Selanjutnya dipilih 3 (tiga) dengan arah kebijakan yaitu arah kebijakan
(1) : “Meningkatkan kompetensi jabatan struktural melalui diklat kepemimpinan”; arah kebijakan (2) : “Meningkatkan
kompetensi jabatan fungsional tertentu (guru dan tenaga kesehatan)”; arah kebijakan (3) : “Meningkatkan kompetensi
jabatan fungsional lainnya”. Jadi untuk
level Daerah dapat disusun indikator kinerja mandiri berupa Persentase
Peningkatan Kompetensi Standar ASN Pemangku Jabatan Struktural,
Fungsional Tertentu dan Fungsional Lainnya. Selanjutnya untuk metode perhitungannya, dapat
disusun formula matematisnya.
Disamping
itu berbagai variasi indikator kinerja
mandiri yang dapat disusun, sesuai
dengan pernyataan –pernyataan Tujuan, Sasaran, Strategi, dan Arah Kebijakan
yang terdapat dalam dokumen perencanaan daerah maupun OPD. Apabila
suatu daerah memiliki kebijakan bahwa
setiap ASN yang diserahi tugas tertentu perlu memiliki kompetensi tambahan (misalnya : Pejabat Penatausahaan Keuangan (PPK)-OPD harus
mengikuti Diklat/Kursus Keuangan Daerah), maka indikator kinerja mandiri yang
disusun menyesuaikan dengan kebijakan
tersebut.

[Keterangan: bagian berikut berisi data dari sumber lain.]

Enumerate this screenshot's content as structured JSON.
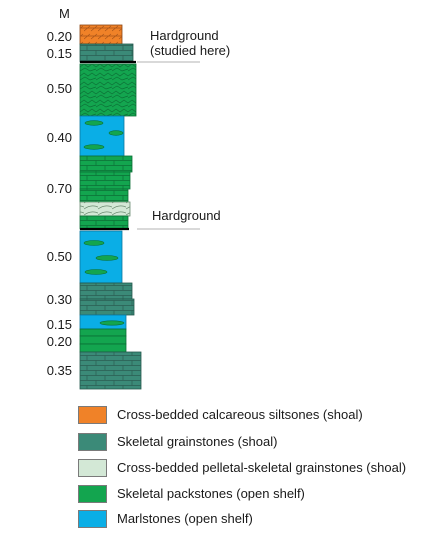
{
  "unit_label": "M",
  "thickness_labels": [
    "0.20",
    "0.15",
    "0.50",
    "0.40",
    "0.70",
    "0.50",
    "0.30",
    "0.15",
    "0.20",
    "0.35"
  ],
  "hardgrounds": [
    {
      "line1": "Hardground",
      "line2": "(studied here)"
    },
    {
      "line1": "Hardground",
      "line2": ""
    }
  ],
  "legend": [
    {
      "label": "Cross-bedded calcareous siltsones (shoal)",
      "color": "#f08228"
    },
    {
      "label": "Skeletal grainstones (shoal)",
      "color": "#3b8a78"
    },
    {
      "label": "Cross-bedded pelletal-skeletal grainstones (shoal)",
      "color": "#d3e8d6"
    },
    {
      "label": "Skeletal packstones (open shelf)",
      "color": "#13a54f"
    },
    {
      "label": "Marlstones (open shelf)",
      "color": "#0aaee6"
    }
  ],
  "colors": {
    "siltstone": "#f08228",
    "grainstone": "#3b8a78",
    "pelletal": "#d3e8d6",
    "packstone": "#13a54f",
    "marlstone": "#0aaee6"
  }
}
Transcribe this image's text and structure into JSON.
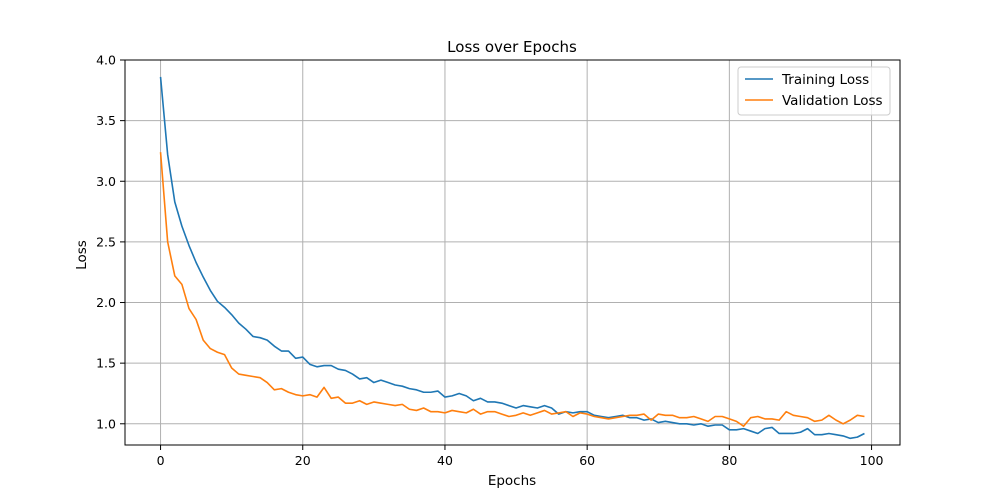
{
  "chart_data": {
    "type": "line",
    "title": "Loss over Epochs",
    "xlabel": "Epochs",
    "ylabel": "Loss",
    "xlim": [
      -5,
      104
    ],
    "ylim": [
      0.825,
      4.0
    ],
    "xticks": [
      0,
      20,
      40,
      60,
      80,
      100
    ],
    "xtick_labels": [
      "0",
      "20",
      "40",
      "60",
      "80",
      "100"
    ],
    "yticks": [
      1.0,
      1.5,
      2.0,
      2.5,
      3.0,
      3.5,
      4.0
    ],
    "ytick_labels": [
      "1.0",
      "1.5",
      "2.0",
      "2.5",
      "3.0",
      "3.5",
      "4.0"
    ],
    "grid": true,
    "legend_position": "top-right",
    "series": [
      {
        "name": "Training Loss",
        "color": "#1f77b4",
        "x": [
          0,
          1,
          2,
          3,
          4,
          5,
          6,
          7,
          8,
          9,
          10,
          11,
          12,
          13,
          14,
          15,
          16,
          17,
          18,
          19,
          20,
          21,
          22,
          23,
          24,
          25,
          26,
          27,
          28,
          29,
          30,
          31,
          32,
          33,
          34,
          35,
          36,
          37,
          38,
          39,
          40,
          41,
          42,
          43,
          44,
          45,
          46,
          47,
          48,
          49,
          50,
          51,
          52,
          53,
          54,
          55,
          56,
          57,
          58,
          59,
          60,
          61,
          62,
          63,
          64,
          65,
          66,
          67,
          68,
          69,
          70,
          71,
          72,
          73,
          74,
          75,
          76,
          77,
          78,
          79,
          80,
          81,
          82,
          83,
          84,
          85,
          86,
          87,
          88,
          89,
          90,
          91,
          92,
          93,
          94,
          95,
          96,
          97,
          98,
          99
        ],
        "values": [
          3.86,
          3.22,
          2.83,
          2.63,
          2.47,
          2.33,
          2.21,
          2.1,
          2.01,
          1.96,
          1.9,
          1.83,
          1.78,
          1.72,
          1.71,
          1.69,
          1.64,
          1.6,
          1.6,
          1.54,
          1.55,
          1.49,
          1.47,
          1.48,
          1.48,
          1.45,
          1.44,
          1.41,
          1.37,
          1.38,
          1.34,
          1.36,
          1.34,
          1.32,
          1.31,
          1.29,
          1.28,
          1.26,
          1.26,
          1.27,
          1.22,
          1.23,
          1.25,
          1.23,
          1.19,
          1.21,
          1.18,
          1.18,
          1.17,
          1.15,
          1.13,
          1.15,
          1.14,
          1.13,
          1.15,
          1.13,
          1.08,
          1.1,
          1.09,
          1.1,
          1.1,
          1.07,
          1.06,
          1.05,
          1.06,
          1.07,
          1.05,
          1.05,
          1.03,
          1.04,
          1.01,
          1.02,
          1.01,
          1.0,
          1.0,
          0.99,
          1.0,
          0.98,
          0.99,
          0.99,
          0.95,
          0.95,
          0.96,
          0.94,
          0.92,
          0.96,
          0.97,
          0.92,
          0.92,
          0.92,
          0.93,
          0.96,
          0.91,
          0.91,
          0.92,
          0.91,
          0.9,
          0.88,
          0.89,
          0.92
        ]
      },
      {
        "name": "Validation Loss",
        "color": "#ff7f0e",
        "x": [
          0,
          1,
          2,
          3,
          4,
          5,
          6,
          7,
          8,
          9,
          10,
          11,
          12,
          13,
          14,
          15,
          16,
          17,
          18,
          19,
          20,
          21,
          22,
          23,
          24,
          25,
          26,
          27,
          28,
          29,
          30,
          31,
          32,
          33,
          34,
          35,
          36,
          37,
          38,
          39,
          40,
          41,
          42,
          43,
          44,
          45,
          46,
          47,
          48,
          49,
          50,
          51,
          52,
          53,
          54,
          55,
          56,
          57,
          58,
          59,
          60,
          61,
          62,
          63,
          64,
          65,
          66,
          67,
          68,
          69,
          70,
          71,
          72,
          73,
          74,
          75,
          76,
          77,
          78,
          79,
          80,
          81,
          82,
          83,
          84,
          85,
          86,
          87,
          88,
          89,
          90,
          91,
          92,
          93,
          94,
          95,
          96,
          97,
          98,
          99
        ],
        "values": [
          3.24,
          2.5,
          2.22,
          2.15,
          1.95,
          1.86,
          1.69,
          1.62,
          1.59,
          1.57,
          1.46,
          1.41,
          1.4,
          1.39,
          1.38,
          1.34,
          1.28,
          1.29,
          1.26,
          1.24,
          1.23,
          1.24,
          1.22,
          1.3,
          1.21,
          1.22,
          1.17,
          1.17,
          1.19,
          1.16,
          1.18,
          1.17,
          1.16,
          1.15,
          1.16,
          1.12,
          1.11,
          1.13,
          1.1,
          1.1,
          1.09,
          1.11,
          1.1,
          1.09,
          1.12,
          1.08,
          1.1,
          1.1,
          1.08,
          1.06,
          1.07,
          1.09,
          1.07,
          1.09,
          1.11,
          1.08,
          1.09,
          1.1,
          1.06,
          1.09,
          1.08,
          1.06,
          1.05,
          1.04,
          1.05,
          1.06,
          1.07,
          1.07,
          1.08,
          1.03,
          1.08,
          1.07,
          1.07,
          1.05,
          1.05,
          1.06,
          1.04,
          1.02,
          1.06,
          1.06,
          1.04,
          1.02,
          0.98,
          1.05,
          1.06,
          1.04,
          1.04,
          1.03,
          1.1,
          1.07,
          1.06,
          1.05,
          1.02,
          1.03,
          1.07,
          1.03,
          1.0,
          1.03,
          1.07,
          1.06
        ]
      }
    ]
  }
}
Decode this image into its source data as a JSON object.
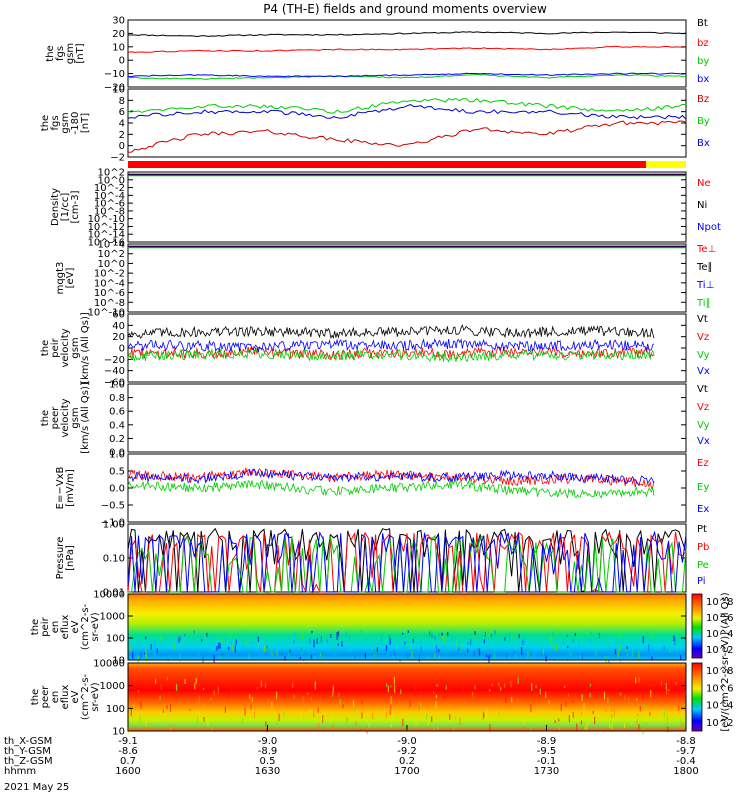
{
  "chart_data": {
    "title": "P4 (TH-E) fields and ground moments overview",
    "date_label": "2021 May 25",
    "time_axis": {
      "type": "time",
      "range": [
        "1600",
        "1800"
      ],
      "row_labels": [
        "th_X-GSM",
        "th_Y-GSM",
        "th_Z-GSM",
        "hhmm"
      ],
      "columns": [
        [
          "-9.1",
          "-8.6",
          "0.7",
          "1600"
        ],
        [
          "-9.0",
          "-8.9",
          "0.5",
          "1630"
        ],
        [
          "-9.0",
          "-9.2",
          "0.2",
          "1700"
        ],
        [
          "-8.9",
          "-9.5",
          "-0.1",
          "1730"
        ],
        [
          "-8.8",
          "-9.7",
          "-0.4",
          "1800"
        ]
      ]
    },
    "panels": [
      {
        "id": "fgs-gsm",
        "type": "line",
        "ylabel": [
          "the",
          "fgs",
          "gsm",
          "[nT]"
        ],
        "ylim": [
          -20,
          30
        ],
        "yticks": [
          "30",
          "20",
          "10",
          "0",
          "−10",
          "−20"
        ],
        "series": [
          {
            "name": "Bt",
            "color": "#000000",
            "values": [
              19,
              18,
              19,
              19,
              20,
              21,
              20,
              21,
              20
            ]
          },
          {
            "name": "bz",
            "color": "#ff0000",
            "values": [
              6,
              7,
              7,
              8,
              8,
              9,
              8,
              10,
              10
            ]
          },
          {
            "name": "by",
            "color": "#00cc00",
            "values": [
              -13,
              -14,
              -13,
              -12,
              -13,
              -11,
              -13,
              -11,
              -12
            ]
          },
          {
            "name": "bx",
            "color": "#0000ff",
            "values": [
              -12,
              -11,
              -12,
              -12,
              -11,
              -10,
              -11,
              -10,
              -10
            ]
          }
        ]
      },
      {
        "id": "fgs-gsm-zoom",
        "type": "line",
        "ylabel": [
          "the",
          "fgs",
          "gsm",
          "-180",
          "[nT]"
        ],
        "ylim": [
          -2,
          10
        ],
        "yticks": [
          "10",
          "8",
          "6",
          "4",
          "2",
          "0",
          "−2"
        ],
        "series": [
          {
            "name": "Bz",
            "color": "#cc0000",
            "values": [
              -1,
              2,
              2.5,
              1,
              0,
              3,
              2,
              4,
              4
            ]
          },
          {
            "name": "By",
            "color": "#00cc00",
            "values": [
              6,
              7,
              7,
              6,
              8,
              8,
              7,
              6,
              7
            ]
          },
          {
            "name": "Bx",
            "color": "#0000cc",
            "values": [
              5,
              6,
              6,
              5,
              7,
              6,
              6,
              5,
              5
            ]
          }
        ]
      },
      {
        "id": "density",
        "type": "line",
        "ylabel": [
          "Density",
          "[1/cc]",
          "[cm-3]"
        ],
        "scale": "log",
        "ylim": [
          1e-16,
          100.0
        ],
        "yticks": [
          "10^2",
          "10^0",
          "10^-2",
          "10^-4",
          "10^-6",
          "10^-8",
          "10^-10",
          "10^-12",
          "10^-14",
          "10^-16"
        ],
        "series": [
          {
            "name": "Ne",
            "color": "#ff0000"
          },
          {
            "name": "Ni",
            "color": "#000000"
          },
          {
            "name": "Npot",
            "color": "#0000ff"
          }
        ]
      },
      {
        "id": "temperature",
        "type": "line",
        "ylabel": [
          "mqgt3",
          "[eV]"
        ],
        "scale": "log",
        "ylim": [
          1e-10,
          10000.0
        ],
        "yticks": [
          "10^4",
          "10^2",
          "10^0",
          "10^-2",
          "10^-4",
          "10^-6",
          "10^-8",
          "10^-10"
        ],
        "series": [
          {
            "name": "Te⊥",
            "color": "#ff0000"
          },
          {
            "name": "Te∥",
            "color": "#000000"
          },
          {
            "name": "Ti⊥",
            "color": "#0000ff"
          },
          {
            "name": "Ti∥",
            "color": "#00cc00"
          }
        ]
      },
      {
        "id": "ion-velocity",
        "type": "line",
        "ylabel": [
          "the",
          "peir",
          "velocity",
          "gsm",
          "[km/s (All Qs)]"
        ],
        "ylim": [
          -60,
          60
        ],
        "yticks": [
          "60",
          "40",
          "20",
          "0",
          "−20",
          "−40",
          "−60"
        ],
        "series": [
          {
            "name": "Vt",
            "color": "#000000",
            "values": [
              25,
              28,
              30,
              26,
              28,
              32,
              27,
              30,
              26
            ]
          },
          {
            "name": "Vz",
            "color": "#ff0000",
            "values": [
              -8,
              -10,
              -6,
              -12,
              -8,
              -10,
              -6,
              -10,
              -8
            ]
          },
          {
            "name": "Vy",
            "color": "#00cc00",
            "values": [
              -15,
              -12,
              -10,
              -14,
              -12,
              -16,
              -12,
              -14,
              -12
            ]
          },
          {
            "name": "Vx",
            "color": "#0000ff",
            "values": [
              5,
              4,
              2,
              6,
              4,
              8,
              2,
              6,
              4
            ]
          }
        ]
      },
      {
        "id": "electron-velocity",
        "type": "line",
        "ylabel": [
          "the",
          "peer",
          "velocity",
          "gsm",
          "[km/s (All Qs)]"
        ],
        "ylim": [
          0,
          1
        ],
        "yticks": [
          "1.0",
          "0.8",
          "0.6",
          "0.4",
          "0.2",
          "0.0"
        ],
        "series": [
          {
            "name": "Vt",
            "color": "#000000"
          },
          {
            "name": "Vz",
            "color": "#ff0000"
          },
          {
            "name": "Vy",
            "color": "#00cc00"
          },
          {
            "name": "Vx",
            "color": "#0000ff"
          }
        ]
      },
      {
        "id": "e-field",
        "type": "line",
        "ylabel": [
          "E=−VxB",
          "[mV/m]"
        ],
        "ylim": [
          -1,
          1
        ],
        "yticks": [
          "1.0",
          "0.5",
          "0.0",
          "−0.5",
          "−1.0"
        ],
        "series": [
          {
            "name": "Ez",
            "color": "#ff0000",
            "values": [
              0.4,
              0.3,
              0.5,
              0.3,
              0.4,
              0.3,
              0.2,
              0.3,
              0.1
            ]
          },
          {
            "name": "Ey",
            "color": "#00cc00",
            "values": [
              0.1,
              0.0,
              0.1,
              -0.1,
              0.0,
              0.1,
              -0.1,
              -0.2,
              -0.1
            ]
          },
          {
            "name": "Ex",
            "color": "#0000ff",
            "values": [
              0.35,
              0.25,
              0.45,
              0.3,
              0.35,
              0.3,
              0.4,
              0.3,
              0.2
            ]
          }
        ]
      },
      {
        "id": "pressure",
        "type": "line",
        "ylabel": [
          "Pressure",
          "[nPa]"
        ],
        "scale": "log",
        "ylim": [
          0.01,
          1.0
        ],
        "yticks": [
          "1.00",
          "0.10",
          "0.01"
        ],
        "series": [
          {
            "name": "Pt",
            "color": "#000000",
            "values": [
              0.32,
              0.33,
              0.32,
              0.33,
              0.33,
              0.34,
              0.33,
              0.34,
              0.34
            ]
          },
          {
            "name": "Pb",
            "color": "#ff0000",
            "values": [
              0.14,
              0.14,
              0.15,
              0.15,
              0.16,
              0.17,
              0.17,
              0.18,
              0.18
            ]
          },
          {
            "name": "Pe",
            "color": "#00cc00",
            "values": [
              0.04,
              0.045,
              0.05,
              0.05,
              0.055,
              0.05,
              0.05,
              0.045,
              0.05
            ]
          },
          {
            "name": "Pi",
            "color": "#0000ff",
            "values": [
              0.15,
              0.15,
              0.15,
              0.16,
              0.16,
              0.17,
              0.16,
              0.17,
              0.17
            ]
          }
        ]
      },
      {
        "id": "ion-eflux",
        "type": "heatmap",
        "ylabel": [
          "the",
          "peir",
          "en",
          "eflux",
          "eV",
          "(cm^2-s-",
          "sr-eV)"
        ],
        "yticks": [
          "10000",
          "1000",
          "100",
          "10"
        ],
        "colorbar_ticks": [
          "10^8",
          "10^6",
          "10^4",
          "10^2"
        ],
        "colorbar_label": "[eV/(cm^2-s-sr-eV)] (All Qs)"
      },
      {
        "id": "electron-eflux",
        "type": "heatmap",
        "ylabel": [
          "the",
          "peer",
          "en",
          "eflux",
          "eV",
          "(cm^2-s-",
          "sr-eV)"
        ],
        "yticks": [
          "10000",
          "1000",
          "100",
          "10"
        ],
        "colorbar_ticks": [
          "10^8",
          "10^6",
          "10^4",
          "10^2"
        ],
        "colorbar_label": "[eV/(cm^2-s-sr-eV)]"
      }
    ]
  }
}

Jika kita menggunakan
ilustrasi di atas, maka indikator kinerja mandiri akan berubah menjadi : “Persentase Peningkatan Kompetensi ASN
Pemangku Jabatan Struktural, Fungsional Tertentu, Fungsinal Lainnya dan
Pemangku Jabatan Pelaksana lainnya”. Begitu
juga, apabila pernyataan tujuan memuat
substansi “Peningkatan kapasitas ASN”, maka indikator kinerja mandiri yang disusun
seyogyanya ditambahkan unsur jenjang
pendidikan (biasa dipakai rata-rata lama
sekolah ASN) secara tertimbang/proporsional.
Ilustrasi
dari indikator kinerja mandiri yang akan menjadi IKU OPD yang menjadi
pendorong IKU daerah. Misalkan
dalam RPJMD suatu terdapat Tujuan :
“Terwujudnya transparansi
penyelenggaraan pemerintah daerah sesuai ketentuan, dengan
target terlayaninya seluruh permintaan informasi publik sebesar
100% (asumsi kondisi saat
perencanaan masih 50 %)“. Untuk
mencapai tujuan tersebut ditetapkan
salah satu Sasaran “Meningkatkan transparansi
penyelenggaraan pemerintahan daerah,
dengan target peningkatan 10 % per tahun”. Kemudian,
Strateginya : “Meningkatkan pengelolaan informasi publik”. Selanjutnya
dipilih 3 (tiga) Arah Kebijakan : (1) “Meningkatkan pengungkapan informasi publik (disclosure)”; arah kebijakan
(2) : “Meningkatkan ketepatan media (media
effectiveness)”; arah kebijakan (3)
: “Meningkatkan kebenaran informasi (truth)
”.
Sesuai
dengan sasaran tersebut, maka daerah dapat menggunakan
Indeks Transparansi
Publik sebagai IKU pada tingkatan daerah. Selaras
dengan arah kebijakan nomor (1), maka OPD
terkait dapat menetapkan indikator kinerja mandiri, seperti
“Persentase Peningkatan Pengungkapan Informasi Publik”, yang selanjutnya dijadikan IKU OPD
yang menjadi pendorong IKU daerah yaitu Indeks Transparansi Publik. Agar persentase pengungkapan informasi publik tersebut
dapat diukur, maka PPID secara bersama-sama OPD (selaku Badan Publik) terlebih dahulu mengidentifikasi
seluruh jenis-jenis informasi yang termasuk informasi publik yang
dikelola oleh masing-masing OPD,
kemudian dikonsolidasi menjadi informasi publik daerah, sehingga dapat diukur
persentase pengungkapannya.
Keberadaan
indikator kinerja mandiri yang akurat sangat penting dalam mengisi kekosongan
indikator kinerja untuk meningkatkan akuntabilitas kinerja organisasi secara administratif,
karena secara umum indikator kinerja merupakan bagian dari proses administrasi yang
dapat menggambarkan bagaimana suatu organisasi memahami dan menjawab kebutuhan masyarakat dengan memberikan layanan publik secara akurat,
dalam lingkup kewenangan yang dimiliki organisasi tersebut.